He could rightly say that the 'Ronaldo money' was available and had been ringfenced for Fergie to use when you take the into account the RCF. Of course you could pass off the c.£90m end of year balance (with £70m having been deducted) as clearly showing the cash was available but effectively you'd have to use RCF cash at some point to finance such a large expenditure in one year. We won't need to do that though and even if we did the cash outflow would be spread over at least two financial years. In any case we used the old RCF for working capital requirements so yes as far as I'm concerned that would be the club operating normally.
A ringfenced reserve is a cash free reserve that wouldn't invoke debt.
THe pik money of 70m, if it goes, would not require the use of the RCF (and it shouldn't). Spending 80m or the 'Ronaldo money' will involve the use of the RCF. In effect, the Ronaldo money is essentially borrowings against future income, money not yet received. I am not saying that Fergie would or should use the supposed 80m in one go; but if the money is truly ringfenced, he could without involving more debt. If I say I have set aside money to buy a car and end up putting most of the cost on my credit card, to what extent could I rightfully argue that I have set aside the required amount?
Our cash needs this accounting year, 2010/2011 are much heavier than the last period. According to the JCM report, 52m will leave the club to service the bond and the swap loss (31 last year). THe Glazers could take a dividend by March 2011. In addition, there is the impact of aon deal on working capital.
If we spend the planned annual budget of 25m (distinct\separate from the 'Ronaldo money'), then the cash position around march 2011 will be weak.
Based on the JPM report, and using the Q3 results from 2009 as a guide, I reckon our cash balance in March 2011 will be roughly (154m-77m) 80m. If you assume the pik money is taken by then, the balance drops to 10m.

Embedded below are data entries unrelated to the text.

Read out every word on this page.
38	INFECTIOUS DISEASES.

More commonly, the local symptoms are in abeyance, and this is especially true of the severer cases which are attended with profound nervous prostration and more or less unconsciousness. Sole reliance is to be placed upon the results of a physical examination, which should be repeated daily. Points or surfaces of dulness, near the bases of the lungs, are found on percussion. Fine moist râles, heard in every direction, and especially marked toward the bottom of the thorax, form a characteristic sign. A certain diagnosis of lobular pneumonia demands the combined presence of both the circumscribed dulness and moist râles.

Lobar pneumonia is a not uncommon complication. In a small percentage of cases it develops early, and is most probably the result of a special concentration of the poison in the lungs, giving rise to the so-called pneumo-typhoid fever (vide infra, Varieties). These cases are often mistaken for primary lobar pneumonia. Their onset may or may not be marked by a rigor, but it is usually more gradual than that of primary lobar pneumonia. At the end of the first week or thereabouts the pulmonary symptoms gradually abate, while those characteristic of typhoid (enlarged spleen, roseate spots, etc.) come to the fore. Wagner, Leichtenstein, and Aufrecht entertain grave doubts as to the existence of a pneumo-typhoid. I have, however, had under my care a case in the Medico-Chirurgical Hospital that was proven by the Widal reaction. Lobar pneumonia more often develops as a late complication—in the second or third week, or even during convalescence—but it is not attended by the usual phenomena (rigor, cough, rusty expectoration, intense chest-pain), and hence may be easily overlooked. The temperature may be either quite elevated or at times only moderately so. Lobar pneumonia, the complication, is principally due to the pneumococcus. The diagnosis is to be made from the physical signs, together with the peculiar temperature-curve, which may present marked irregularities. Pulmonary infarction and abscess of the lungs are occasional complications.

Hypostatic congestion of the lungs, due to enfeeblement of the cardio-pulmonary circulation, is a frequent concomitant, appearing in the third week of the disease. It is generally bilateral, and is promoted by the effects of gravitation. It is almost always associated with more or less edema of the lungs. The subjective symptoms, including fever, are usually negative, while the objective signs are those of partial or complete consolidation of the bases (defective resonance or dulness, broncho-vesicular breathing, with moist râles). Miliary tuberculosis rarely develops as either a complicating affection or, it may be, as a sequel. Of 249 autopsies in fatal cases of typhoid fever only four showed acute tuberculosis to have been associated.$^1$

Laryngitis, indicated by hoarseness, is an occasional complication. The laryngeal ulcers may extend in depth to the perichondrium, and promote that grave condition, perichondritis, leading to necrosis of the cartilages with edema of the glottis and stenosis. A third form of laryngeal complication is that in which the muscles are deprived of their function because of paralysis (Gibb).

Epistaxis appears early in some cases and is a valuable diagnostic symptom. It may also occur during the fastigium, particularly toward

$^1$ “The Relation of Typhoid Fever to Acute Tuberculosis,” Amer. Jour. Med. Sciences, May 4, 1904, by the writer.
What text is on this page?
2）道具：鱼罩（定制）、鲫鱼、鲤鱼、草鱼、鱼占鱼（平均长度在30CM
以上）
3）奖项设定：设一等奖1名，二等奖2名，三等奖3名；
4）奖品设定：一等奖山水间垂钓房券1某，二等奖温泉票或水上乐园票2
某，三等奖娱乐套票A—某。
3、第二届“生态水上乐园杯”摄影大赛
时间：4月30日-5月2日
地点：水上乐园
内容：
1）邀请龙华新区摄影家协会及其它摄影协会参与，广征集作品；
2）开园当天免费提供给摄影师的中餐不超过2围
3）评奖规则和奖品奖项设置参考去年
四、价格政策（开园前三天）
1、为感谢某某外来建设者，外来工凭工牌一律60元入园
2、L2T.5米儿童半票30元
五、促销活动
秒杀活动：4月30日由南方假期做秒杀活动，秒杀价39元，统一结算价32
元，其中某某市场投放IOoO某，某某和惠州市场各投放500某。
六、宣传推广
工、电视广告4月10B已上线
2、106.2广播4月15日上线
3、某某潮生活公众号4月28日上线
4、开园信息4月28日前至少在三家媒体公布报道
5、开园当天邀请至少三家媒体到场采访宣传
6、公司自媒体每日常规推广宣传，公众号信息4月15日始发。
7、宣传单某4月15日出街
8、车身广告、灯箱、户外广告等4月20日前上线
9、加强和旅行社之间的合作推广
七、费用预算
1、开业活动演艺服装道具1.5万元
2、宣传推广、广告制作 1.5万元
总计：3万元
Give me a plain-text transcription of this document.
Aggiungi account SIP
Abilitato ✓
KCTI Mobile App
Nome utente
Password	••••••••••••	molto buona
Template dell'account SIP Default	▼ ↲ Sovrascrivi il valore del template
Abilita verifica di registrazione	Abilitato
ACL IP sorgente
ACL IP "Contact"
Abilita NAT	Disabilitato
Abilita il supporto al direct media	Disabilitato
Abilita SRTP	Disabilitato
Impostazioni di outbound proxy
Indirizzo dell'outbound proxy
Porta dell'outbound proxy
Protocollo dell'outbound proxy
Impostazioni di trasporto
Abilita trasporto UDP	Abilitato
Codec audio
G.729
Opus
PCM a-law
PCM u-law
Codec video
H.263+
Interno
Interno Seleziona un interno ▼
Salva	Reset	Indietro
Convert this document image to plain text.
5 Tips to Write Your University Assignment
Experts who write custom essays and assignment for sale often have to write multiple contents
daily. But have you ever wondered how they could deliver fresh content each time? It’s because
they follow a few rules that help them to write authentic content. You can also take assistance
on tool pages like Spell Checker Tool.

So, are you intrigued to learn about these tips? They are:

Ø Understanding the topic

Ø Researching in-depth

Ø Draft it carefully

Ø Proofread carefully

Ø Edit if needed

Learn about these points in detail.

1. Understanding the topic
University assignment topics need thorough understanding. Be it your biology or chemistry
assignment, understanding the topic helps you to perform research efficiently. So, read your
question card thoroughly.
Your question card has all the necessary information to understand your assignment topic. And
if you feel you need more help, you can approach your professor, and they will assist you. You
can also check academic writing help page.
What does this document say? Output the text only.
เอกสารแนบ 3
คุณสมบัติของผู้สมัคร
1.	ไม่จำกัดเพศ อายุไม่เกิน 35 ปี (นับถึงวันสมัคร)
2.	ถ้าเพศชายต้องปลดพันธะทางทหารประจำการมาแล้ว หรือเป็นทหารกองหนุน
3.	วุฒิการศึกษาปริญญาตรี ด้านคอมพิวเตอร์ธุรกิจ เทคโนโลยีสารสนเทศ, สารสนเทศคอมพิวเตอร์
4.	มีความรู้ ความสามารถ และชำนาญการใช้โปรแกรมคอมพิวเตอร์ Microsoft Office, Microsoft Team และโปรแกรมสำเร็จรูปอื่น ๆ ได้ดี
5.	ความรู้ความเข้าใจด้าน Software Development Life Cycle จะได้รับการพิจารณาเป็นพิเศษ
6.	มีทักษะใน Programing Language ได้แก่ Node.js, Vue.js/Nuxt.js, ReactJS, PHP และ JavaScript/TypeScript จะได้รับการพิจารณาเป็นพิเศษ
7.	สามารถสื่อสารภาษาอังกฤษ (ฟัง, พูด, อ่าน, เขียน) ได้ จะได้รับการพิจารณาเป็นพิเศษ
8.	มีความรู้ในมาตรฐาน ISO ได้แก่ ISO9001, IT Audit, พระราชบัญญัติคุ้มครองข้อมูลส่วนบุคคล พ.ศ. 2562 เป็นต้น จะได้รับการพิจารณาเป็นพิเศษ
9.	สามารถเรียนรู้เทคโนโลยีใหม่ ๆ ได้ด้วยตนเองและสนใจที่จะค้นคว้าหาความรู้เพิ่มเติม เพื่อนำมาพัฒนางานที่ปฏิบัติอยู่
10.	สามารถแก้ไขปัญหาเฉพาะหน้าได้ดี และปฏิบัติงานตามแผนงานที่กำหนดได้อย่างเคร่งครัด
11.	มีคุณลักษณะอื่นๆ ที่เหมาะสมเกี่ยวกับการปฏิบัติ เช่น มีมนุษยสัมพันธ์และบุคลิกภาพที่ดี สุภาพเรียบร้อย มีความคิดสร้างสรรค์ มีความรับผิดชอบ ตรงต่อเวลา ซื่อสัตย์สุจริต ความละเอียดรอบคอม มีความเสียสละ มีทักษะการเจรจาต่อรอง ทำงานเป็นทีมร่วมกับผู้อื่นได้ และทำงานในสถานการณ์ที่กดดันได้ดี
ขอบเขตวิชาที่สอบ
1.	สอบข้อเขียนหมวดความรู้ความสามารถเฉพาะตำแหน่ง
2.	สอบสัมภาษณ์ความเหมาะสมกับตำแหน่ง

Spending the supposedly ringfenced 'ronaldo money' by then would drop the balance to -70m (ie pretty much a full drawdown of the RCF). Future revenue(deferred income received in may/june of 2011) will have to be used to pay down the RCF so as not to breach the RCF's maintenance covenant; thereafter the cycle would repeat itself- the RCF would be called on again to meet heavy working capital needs and the process would continue until free cash flow in future years negate the need for the RCF (Notably, cash generation under the JPM report is forecast to be weak on their best estimate basis and they don't even model the annual dividend entitlement).
Spending the 'Ronaldo money' would involve a series of short term borrowings over a number of years and would incur an interest expense in each year.
Spreading the 'Ronaldo money' spend over a couple of years doesn't fix the problem; the impact on the RCF will be additive.
In conclusion, once the PIK money of 70m heads west, so does the free cash reserve formerly known as the 'Ronaldo money'. What remains, if spend, would involve heavy use of the credit card known as the RCF. And there is no way the club would put heavy player expenditure on the credit card:
1, It's not designed for that purpose; we previously had a 50m RCF which wasn't traditionally used to purchase players.
2 It's difficult to control and manage short term debt instruments such as this, especially when you have to counterbalance its use to allow for significant working capital needs at the same time.
3 There could be complications wrt to taking dividend entitlements.
4 A heavily drawn RCF together with the first lien bond would make a possible refinancing of the pik more difficult.
No, I think the RCF will be used to meet heavier than usual working capital needs- the latest refinancing allows for additional casflow out of the club. The ceiling of 75m on the RCF has the added benefit of being close to the 'Ronaldo money' amount, a useful comparable from a P.R. perspective. I expect it to be used sparingly for player spend.